Brutto inizio di settimana per Alitalia. Il titolo della compagnia di bandiera lascia oggi sul terreno l’1,6% quasi del proprio valore sullo sfondo di indici in rialzo di circa mezzo punto percentuale. In vista della fine del mese e di quel 29 gennaio che dovrebbe portare sul tavolo di palazzo Chigi le offerte sulla compagnia, i sindacati sono scesi sul piede di guerra. Il ministro dei Trasporti Alessandro Bianchi ha detto di no a un incontro con le varie sigle interne di Alitalia per discutere della privatizzazione. La posizione del ministro Bianchi è costretta fra i “vorrei che ce ne stessimo buoni tutti quanti fino al 29 gennaio” e i “se dovessi trovarmi adesso ad un tavolo non saprei cosa contrattare, mi sentirei fare delle domande a cui non saprei rispondere”. Come dire che, finché non arrivano le proposte, non c’è nulla da aggiungere.
Una posizione che molte delle tredici sigle della protesta interne alla compagnia hanno giudicato inaccettabile, sebbene non siano mancati i dissensi interni. Il prossimo 19 gennaio comincerà quindi lo sciopero a oltranza della compagnia e molti temono adesso che una protesta tanto forte proprio nei giorni a ridosso della scadenza del bando, possa nuocere alle trattative e avvantaggiare chi voglia giocare al ribasso nelle offerte.

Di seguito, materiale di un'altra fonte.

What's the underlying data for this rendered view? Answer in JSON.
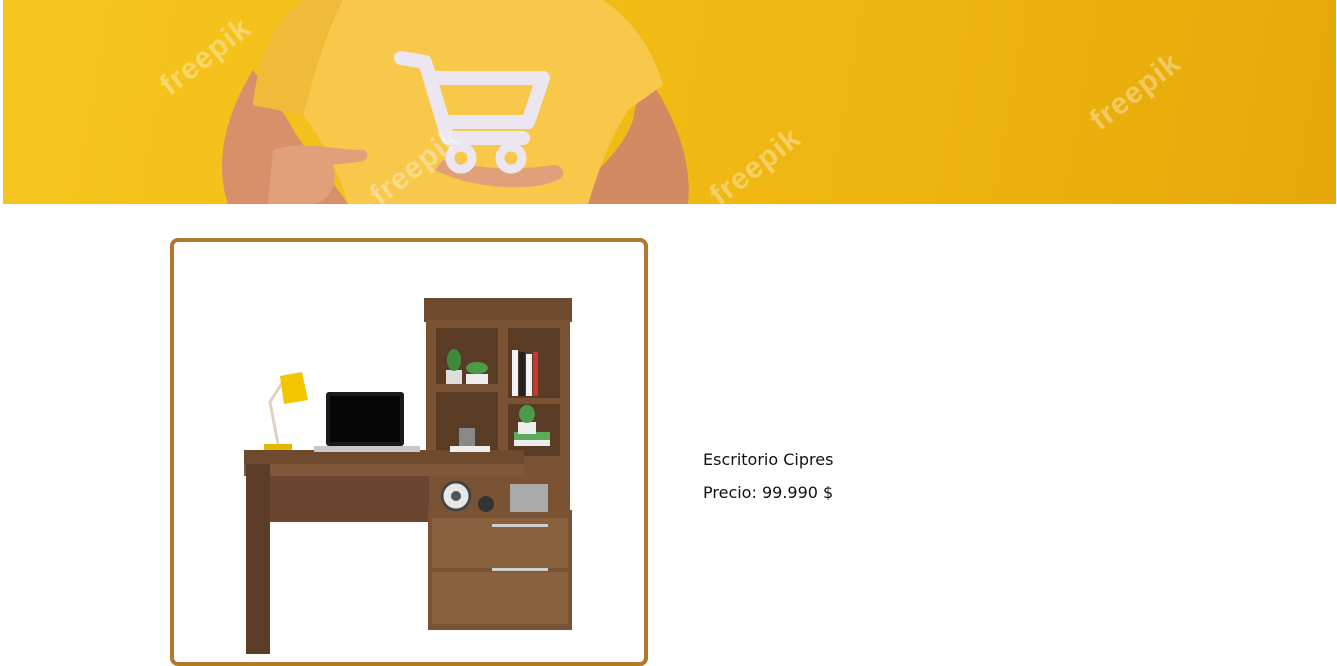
{
  "hero": {
    "watermark_text": "freepik",
    "colors": {
      "background": "#f3bd16",
      "shirt": "#f7c84a",
      "skin": "#d9906a",
      "cart": "#ece6f0"
    },
    "icon": "shopping-cart-icon"
  },
  "product": {
    "name": "Escritorio Cipres",
    "price_label": "Precio:",
    "price_value": "99.990 $",
    "card_border_color": "#b5762e",
    "image": "wooden-desk-with-bookshelf-image"
  }
}
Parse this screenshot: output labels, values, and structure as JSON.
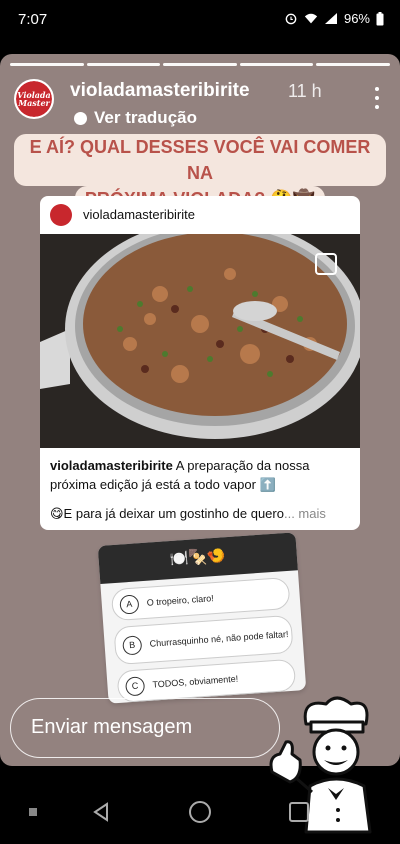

L’immagine che ne viene fuori è quella di un’Alitalia impazzita e ingovernabile che sarà difficile da vendere e da salvare. Non sono pochi infatti quelli che vedono nel rapporto con i sindacati lo scoglio principale contro cui dovrà misurarsi qualunque nuovo azionista o manager.Nel frattempo venerdì scorso è venuto allo scoperto Carlo De Benedetti e una riunione degli azionisti del suo fondo Management & Capitali (da tempo indicato come possibile offerente) ha partorito una stringata nota in cui si conferma lo studio di un’offerta su Alitalia. È importante evidenziare che la cordata proveniente da questa direzione coinvolge soggetti esteri importanti come Cerberus e Goldman Sach’s, anche Lehman Brothers sarebbe della partita nel ruolo di advisor. All’incontro era presente anche Nerio Alessandri (Finwellness-Technogym) e un altro azionista di rilievo di M&C, il fondo Schroders. Insomma le cordate interessate ad un’offerta si stanno già contando, ma le difficoltà, come visto, non mancano.